19. Hukuk Dairesi Esas No: 2017/5237 Karar No: 2019/1306 Karar Tarihi: 04.03.2019
Yargıtay 19. Hukuk Dairesi 2017/5237 Esas 2019/1306 Karar Sayılı İlamı
Özet:
Davacının emekli maaşına haciz konulması üzerine yapılan ihtiyati haciz kaldırma davasının kabul edilmesi sonucunda tahsil edilen para bizzat davacının borcu olup, İİK 72/7 maddesi gereği istirdatına karar verilemeyeceği gerekçesiyle davanın reddine karar verilmiştir. Davalı taraf, borçlu hakkındaki takip henüz kesinleşmeden önce ihtiyati haciz sırasındaki muvafakatın geçersiz olduğunu, davacının borca herhangi bir itirazının olmadığı ve icra takip dosyasının derdest olduğunu savunmuştur. Ancak mahkeme, takip kesinleşmeden önceki ödeme tutarı geri isteme hakkının bulunduğunu belirterek davanın kısmen kabulüne karar vermiştir. Kanun maddeleri ise 2004 sayılı İcra İflas Kanunu’nun 72. maddesi olarak belirtilmiştir.

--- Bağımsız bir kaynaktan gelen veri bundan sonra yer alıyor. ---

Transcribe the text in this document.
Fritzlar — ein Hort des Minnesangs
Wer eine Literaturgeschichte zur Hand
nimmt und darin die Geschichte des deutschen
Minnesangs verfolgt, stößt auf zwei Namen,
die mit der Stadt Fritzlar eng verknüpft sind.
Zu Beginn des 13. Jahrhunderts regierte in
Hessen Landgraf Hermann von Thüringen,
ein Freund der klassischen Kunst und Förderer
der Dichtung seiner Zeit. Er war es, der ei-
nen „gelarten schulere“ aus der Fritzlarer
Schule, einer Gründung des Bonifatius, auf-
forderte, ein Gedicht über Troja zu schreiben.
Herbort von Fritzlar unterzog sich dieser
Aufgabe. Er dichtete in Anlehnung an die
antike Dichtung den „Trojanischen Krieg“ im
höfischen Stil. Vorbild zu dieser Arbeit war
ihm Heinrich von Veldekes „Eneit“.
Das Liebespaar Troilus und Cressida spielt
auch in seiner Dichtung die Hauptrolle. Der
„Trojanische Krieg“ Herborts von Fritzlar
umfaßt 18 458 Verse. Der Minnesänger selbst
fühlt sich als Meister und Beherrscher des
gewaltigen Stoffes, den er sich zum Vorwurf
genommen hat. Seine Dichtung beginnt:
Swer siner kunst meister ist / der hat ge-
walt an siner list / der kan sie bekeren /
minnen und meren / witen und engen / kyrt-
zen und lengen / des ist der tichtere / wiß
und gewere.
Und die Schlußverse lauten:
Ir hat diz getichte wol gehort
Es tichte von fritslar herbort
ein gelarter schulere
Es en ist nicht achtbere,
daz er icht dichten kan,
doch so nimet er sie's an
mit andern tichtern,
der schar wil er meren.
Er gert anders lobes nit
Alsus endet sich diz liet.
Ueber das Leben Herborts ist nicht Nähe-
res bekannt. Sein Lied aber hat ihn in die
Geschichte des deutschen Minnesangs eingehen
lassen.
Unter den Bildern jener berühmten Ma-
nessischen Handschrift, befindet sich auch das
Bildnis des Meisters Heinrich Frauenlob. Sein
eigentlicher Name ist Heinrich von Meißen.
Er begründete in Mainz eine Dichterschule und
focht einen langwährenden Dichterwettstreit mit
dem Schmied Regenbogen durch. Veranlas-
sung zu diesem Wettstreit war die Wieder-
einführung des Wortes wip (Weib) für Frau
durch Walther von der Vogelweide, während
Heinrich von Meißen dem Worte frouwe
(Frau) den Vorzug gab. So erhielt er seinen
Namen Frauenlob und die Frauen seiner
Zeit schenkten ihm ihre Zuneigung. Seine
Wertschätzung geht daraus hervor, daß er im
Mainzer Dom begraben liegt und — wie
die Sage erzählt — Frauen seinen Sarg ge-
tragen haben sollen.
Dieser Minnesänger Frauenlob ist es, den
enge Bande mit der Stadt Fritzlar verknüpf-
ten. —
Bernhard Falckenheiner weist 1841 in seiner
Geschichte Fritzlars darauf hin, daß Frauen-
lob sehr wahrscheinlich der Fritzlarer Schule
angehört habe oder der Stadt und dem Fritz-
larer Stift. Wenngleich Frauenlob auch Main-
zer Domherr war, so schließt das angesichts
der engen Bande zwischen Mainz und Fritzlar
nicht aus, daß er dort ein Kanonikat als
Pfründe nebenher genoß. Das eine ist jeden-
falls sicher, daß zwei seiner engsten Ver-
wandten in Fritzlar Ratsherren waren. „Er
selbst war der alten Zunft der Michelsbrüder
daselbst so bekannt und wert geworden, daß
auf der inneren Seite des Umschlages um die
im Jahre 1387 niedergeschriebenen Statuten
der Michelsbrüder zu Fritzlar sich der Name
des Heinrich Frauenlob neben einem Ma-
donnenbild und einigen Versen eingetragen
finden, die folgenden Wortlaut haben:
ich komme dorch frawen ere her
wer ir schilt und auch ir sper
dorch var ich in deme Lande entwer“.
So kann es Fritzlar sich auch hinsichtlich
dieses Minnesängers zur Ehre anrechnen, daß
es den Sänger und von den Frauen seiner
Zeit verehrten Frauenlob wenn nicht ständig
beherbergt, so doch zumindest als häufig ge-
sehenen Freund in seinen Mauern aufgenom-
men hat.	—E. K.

19. Hukuk Dairesi 2017/5237 E. , 2019/1306 K.
"İçtihat Metni"
19. HUKUK DAİRESİ MAHKEMESİ :Asliye Hukuk Mahkemesi
Taraflar arasındaki istirdat davasının yapılan yargılaması sonunda ilâmda yazılı nedenlerle davanın kısmen kabûlüne dair verilen hükmün süresi içinde davalı vekili tarafından temyizi üzerine dosya incelendi, gereği konuşulup düşünüldü.
- K A R A R -
Davacı vekili, davalı tarafından davacı aleyhine başlatılan icra takibi kesinleşmeden davalının aldığı ihtiyati haciz kararına istinaden yapılan haciz sırasında, haciz korkusu ile emekli maaşına haciz konulmasına muvafakat veren davacının bu haczin kaldırılması için icra mahkemesinde açtığı davanın kabûlüne karar verildiğini belirterek davacının maaşından yapılan kesintilerin ödeme tarihinden itibaren kanunî faizi ile istirdatına karar verilmesini dava ve talep etmiştir. Davalı vekili, dava konusu alacağın 2004 sayılı İcra İflas Kanunu’nun 72. maddesi uyarınca istirdat davasına konu edilemeyeceği, davacının maaşı üzerindeki haciz kaldırılmışsa da davacının borca herhangi bir itirazının olmadığı gibi menfi tespit davası da açmadığı, icra takip dosyasının derdest olduğu, davacı borçlunun borcunu ödemediği, ortada haksız bir takip olmadığı savunmasıyla davanın reddini talep etmiştir. Mahkemece, borçlu hakkındaki takip kesinleşmeden önce borçlunun ihtiyati haciz sırasındaki muvafakatı geçersiz olduğundan maaşına konulan haczin kaldırılmasına karar verildiği, takip kesinleşmeden verilen muvafakatın geçerli olmadığı, bu sebeple davacının takibin kesinleşmeden önceki ödeme tutarı geri isteme hakkı bulunduğu gerekçesi ile davanın kısmen kabûlüne karar verilmiş, hüküm davalı vekilince temyiz edilmiştir. Dosyadaki yazılara kararın dayandığı delillerle gerektirici sebeplere, delillerin takdirinde bir isabetsizlik bulunmamasına ve özellikle davanın haczi caiz olmadığı hâlde haczedilen emekli maaşının tahsil edilen kısmının geri alınmasını amaçlayan bir alacak davası olmasına göre, davalı vekilinin yerinde görülmeyen bütün temyiz itirazlarının reddiyle usûl ve kanuna uygun bulunan hükmün ONANMASINA, aşağıda yazılı onama harcının temyiz eden davalıdan alınmasına, 04/03/2019 gününde oyçokluğuyla karar verildi.
MUHALEFET ŞERHİ
Dava, haciz üzerine ödenen paranın istirdadına ilişkindir. Somut vakıada uygulanacak İİK 72/7 maddesine göre davalıdan istirdat edilecek alacağın konusu “borçlu olunmayan paradır”. Oysa ki, davacıdan haciz yoluyla tahsil edilen paranın bizzat kendi borcu olduğu hususunda bir ihtilaf bulunmamaktadır. Nitekim davacı SGK mevzuatı gereği, yasal olmayan maaş haczini İcra mahkemesi aracılığıyla kaldırtmıştır. Ne var ki arada geçen süre zarfında tahsil edilen para bizzat kendi borcu olup İİK 72/7 maddesi gereğince iadesine karar verilmesi hukuken mümkün değildir. Açıklanan bu nedenlerle usul ve kanuna aykırı olan yerel mahkeme kararının bozulması gerekirken, onama şeklinde tezahür eder sayın çoğunluk görüşüne iştirak etmiyorum.